Father passed away in November of 2009, his last few weeks in hospice care were a miracle. He stayed with us for his last years of life and is buried not far from where we live.
A few weeks later we received a further six-month extension of his stay from the Immigration services. I wrote them back updating them about his demise and thanking them profusely.
Fast forward to 2018 where in the middle of the American debate on Gun violence, mass shootings, and mental health, I wrote, “My brother” and posted it on “The Moderate Voice,” a broad-based Internet news outlet, where I share space with several heavyweights in the field of American journalism and writing.

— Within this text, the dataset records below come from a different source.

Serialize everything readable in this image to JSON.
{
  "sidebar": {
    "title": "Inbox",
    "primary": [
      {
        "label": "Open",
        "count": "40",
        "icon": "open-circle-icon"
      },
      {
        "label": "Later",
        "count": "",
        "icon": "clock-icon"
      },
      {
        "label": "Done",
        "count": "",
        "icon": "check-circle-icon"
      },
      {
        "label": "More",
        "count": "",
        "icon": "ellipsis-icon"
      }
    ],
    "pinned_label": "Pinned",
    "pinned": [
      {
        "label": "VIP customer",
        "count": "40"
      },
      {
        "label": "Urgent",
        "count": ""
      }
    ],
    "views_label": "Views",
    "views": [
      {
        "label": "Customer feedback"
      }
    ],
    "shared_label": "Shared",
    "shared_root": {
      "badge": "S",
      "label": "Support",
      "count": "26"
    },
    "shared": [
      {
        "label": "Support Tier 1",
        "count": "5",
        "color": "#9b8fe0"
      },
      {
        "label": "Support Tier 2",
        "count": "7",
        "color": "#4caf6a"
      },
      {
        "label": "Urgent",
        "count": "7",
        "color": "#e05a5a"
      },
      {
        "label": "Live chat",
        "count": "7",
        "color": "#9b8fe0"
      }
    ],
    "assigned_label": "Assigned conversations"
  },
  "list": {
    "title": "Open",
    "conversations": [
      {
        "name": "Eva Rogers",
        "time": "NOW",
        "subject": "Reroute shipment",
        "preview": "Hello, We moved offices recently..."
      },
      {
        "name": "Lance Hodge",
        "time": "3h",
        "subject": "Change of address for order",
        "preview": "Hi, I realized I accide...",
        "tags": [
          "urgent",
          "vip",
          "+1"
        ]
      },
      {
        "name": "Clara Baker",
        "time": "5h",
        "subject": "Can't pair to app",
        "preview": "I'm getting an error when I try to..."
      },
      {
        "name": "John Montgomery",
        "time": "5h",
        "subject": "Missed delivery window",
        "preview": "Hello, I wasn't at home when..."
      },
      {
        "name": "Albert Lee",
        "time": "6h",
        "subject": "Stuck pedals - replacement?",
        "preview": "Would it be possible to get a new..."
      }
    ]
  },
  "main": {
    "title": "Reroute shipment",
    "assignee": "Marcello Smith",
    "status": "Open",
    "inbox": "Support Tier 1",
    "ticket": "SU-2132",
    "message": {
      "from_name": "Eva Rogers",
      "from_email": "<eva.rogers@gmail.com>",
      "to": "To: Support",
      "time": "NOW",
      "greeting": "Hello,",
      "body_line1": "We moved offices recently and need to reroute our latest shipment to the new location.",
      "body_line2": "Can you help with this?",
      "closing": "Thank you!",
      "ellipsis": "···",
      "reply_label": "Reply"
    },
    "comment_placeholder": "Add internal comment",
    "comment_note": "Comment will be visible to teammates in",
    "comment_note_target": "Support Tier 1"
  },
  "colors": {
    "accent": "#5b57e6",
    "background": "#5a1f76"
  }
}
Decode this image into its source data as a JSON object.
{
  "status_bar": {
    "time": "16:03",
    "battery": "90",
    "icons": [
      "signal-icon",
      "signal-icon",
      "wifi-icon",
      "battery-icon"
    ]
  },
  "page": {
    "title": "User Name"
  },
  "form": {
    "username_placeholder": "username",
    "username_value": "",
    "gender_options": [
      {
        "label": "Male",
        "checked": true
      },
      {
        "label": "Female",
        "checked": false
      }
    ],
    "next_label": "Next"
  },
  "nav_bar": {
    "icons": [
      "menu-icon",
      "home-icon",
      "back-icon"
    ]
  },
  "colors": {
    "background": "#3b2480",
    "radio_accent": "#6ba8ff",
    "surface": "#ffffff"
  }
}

Soon afterward, I received an email from Joe Gandelman, the Editor-In-Chief of the site asking, “If you have a photo of your brother, send it to me, and I can put it on the post.” I found this photo with my mother, father, and brother and send it to Joe who then posted the picture with the article and featured it at the top of the site and here is the link,
I have never met or spoken to Joe, our introduction and interactions have only been through our writings and emails.
Now America picks up a lot of flak for its shortcomings, but someone has to give it credit for its soul and the good it brings to the table.
With a written word, a picture, a gravesite and many considerate people, my family above, is now and forever, right here with me and a part of the American story.
I get to see a lot of this side of America, perhaps because I live among everyday Americans for this is the better American essence, and this is what America does best.